By Nicole Wise on Apr 26, 2012 5:21:00 PM
The Science Behind Holganix
Entry thirteen: Achieving Natural Insect Suppression
With the present green trend coming to new high expectations from our customers to keep things as environmentally friendly as possible. Chemical products work, but there are also some easy ways to incorporate natural insect suppression that will appeal to your customers and save you money. Here are four ways to improve insect suppression naturally: having and creating healthy plants, utilizing milky spore and plant oils, increasing the natural predators and practicing integrated pest management (IPM).
It all comes down to having healthy plants. Healthy plants resist insect damage better than those that are unhealthy. Plants are just like us: when we are injured or sick, we recover better if our bodies are healthy. Creating healthy plants is key to achieving natural insect suppression.

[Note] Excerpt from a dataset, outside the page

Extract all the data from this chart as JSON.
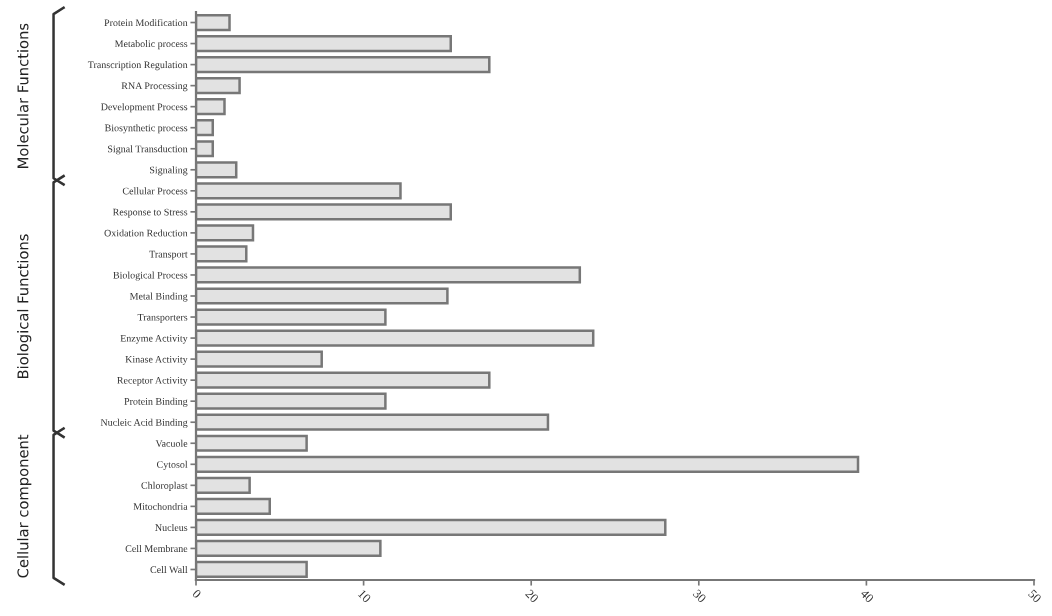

One way to help plants stay healthy is by applying a compost tea or biological meta-catalyst. They are probiotics for the soil, creating a soil environment that promotes healthy plants.
Milky spore is also a natural insect suppression tool. It is a beneficial bacterium that works as a deterrent to grubs larva of Japanese beetles that are harmful to the lawn. It helps balance the relationship between predator and prey in the environment. However, it’s complicated to use and tends to be costly. Better tools include plant oils like melaleuca oil. These are natural plant extracts that generally repel insects, creating a natural suppression. They are especially great for controlling insects without exterminating all the bugs. After all, we aren’t exterminators; killing all bugs isn’t the goal. If we destroy every insect, then we no longer have natural predators to fight off the bad insects. Therefore, maintaining the population of natural predators is another great way to achieve natural insect suppression. IPM also incorporates this same philosophy. IPM is a practice where you spray insecticides down sparingly and only when and where you need them most. It’s about finding the problem and treating it, not the entire landscape.